Rachel Goldberg-Polin was photographed in Jerusalem on Wednesday with her new book, When We See You Again, a memoir that arrives nearly two years after her son Hersh Goldberg-Polin was kidnapped from a music festival in Hamas’s Oct. 7, 2023 cross-border attack on Israel and later killed in Gaza nearly a year after that abduction.
For many in Israel and beyond, Hersh Goldberg-Polin, 23, became one of the most recognizable faces of the hostage crisis. Released hostages said he repeated a Viktor Frankl line in the Gaza tunnels: “Those who have a ‘why’ to live, can bear with almost any ‘how.’” The words spread far beyond the tunnels, appearing on signs and graffiti across Israel and around the world next to his image, turning his name into a symbol of endurance and grief.

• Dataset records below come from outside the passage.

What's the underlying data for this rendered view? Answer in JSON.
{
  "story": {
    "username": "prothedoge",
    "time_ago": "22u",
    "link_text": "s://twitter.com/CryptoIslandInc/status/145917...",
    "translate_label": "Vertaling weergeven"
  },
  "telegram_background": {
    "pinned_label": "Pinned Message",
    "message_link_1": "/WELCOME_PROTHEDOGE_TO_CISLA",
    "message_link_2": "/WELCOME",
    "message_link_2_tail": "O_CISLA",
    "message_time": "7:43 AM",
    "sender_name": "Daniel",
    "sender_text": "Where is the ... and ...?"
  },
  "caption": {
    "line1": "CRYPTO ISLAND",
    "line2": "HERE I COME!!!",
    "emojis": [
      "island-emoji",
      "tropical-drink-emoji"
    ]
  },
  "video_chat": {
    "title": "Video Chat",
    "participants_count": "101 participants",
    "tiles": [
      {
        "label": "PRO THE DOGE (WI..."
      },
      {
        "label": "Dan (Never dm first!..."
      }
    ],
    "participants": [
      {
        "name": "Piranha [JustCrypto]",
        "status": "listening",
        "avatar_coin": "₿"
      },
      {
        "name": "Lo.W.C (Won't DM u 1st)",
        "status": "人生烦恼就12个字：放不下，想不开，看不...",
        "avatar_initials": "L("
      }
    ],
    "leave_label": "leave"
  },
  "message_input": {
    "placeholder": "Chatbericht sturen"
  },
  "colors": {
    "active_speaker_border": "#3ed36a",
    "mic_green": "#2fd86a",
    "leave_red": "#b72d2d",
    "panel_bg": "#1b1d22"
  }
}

The weight of that symbolism was already clear last year, when friends and supporters gathered outside Prime Minister Benjamin Netanyahu’s residence in Jerusalem on Wednesday, April 24, 2024, after Hamas released a video of Goldberg-Polin and demanded an immediate deal for the release of all hostages. A few months later, Jonathan Polin and Rachel Goldberg attended their son’s funeral in Jerusalem on Monday, Sept. 2, 2024, closing a public vigil that had stretched from the first days after the kidnapping through the final confirmation of his death.

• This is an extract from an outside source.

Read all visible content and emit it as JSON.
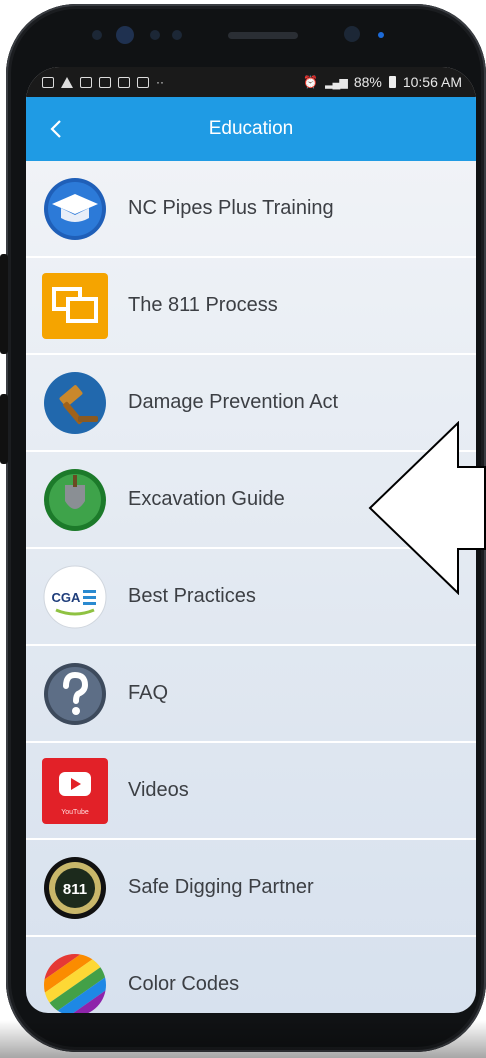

The new memoir points to where the story has landed now: not at the end of the hostage crisis, but at the place where public advocacy, private mourning and memory keep overlapping. Rachel Goldberg-Polin’s book joins that record, and hersh goldberg polin remains the face people still recognize when they think about the cost of the war and the hostages still at its center.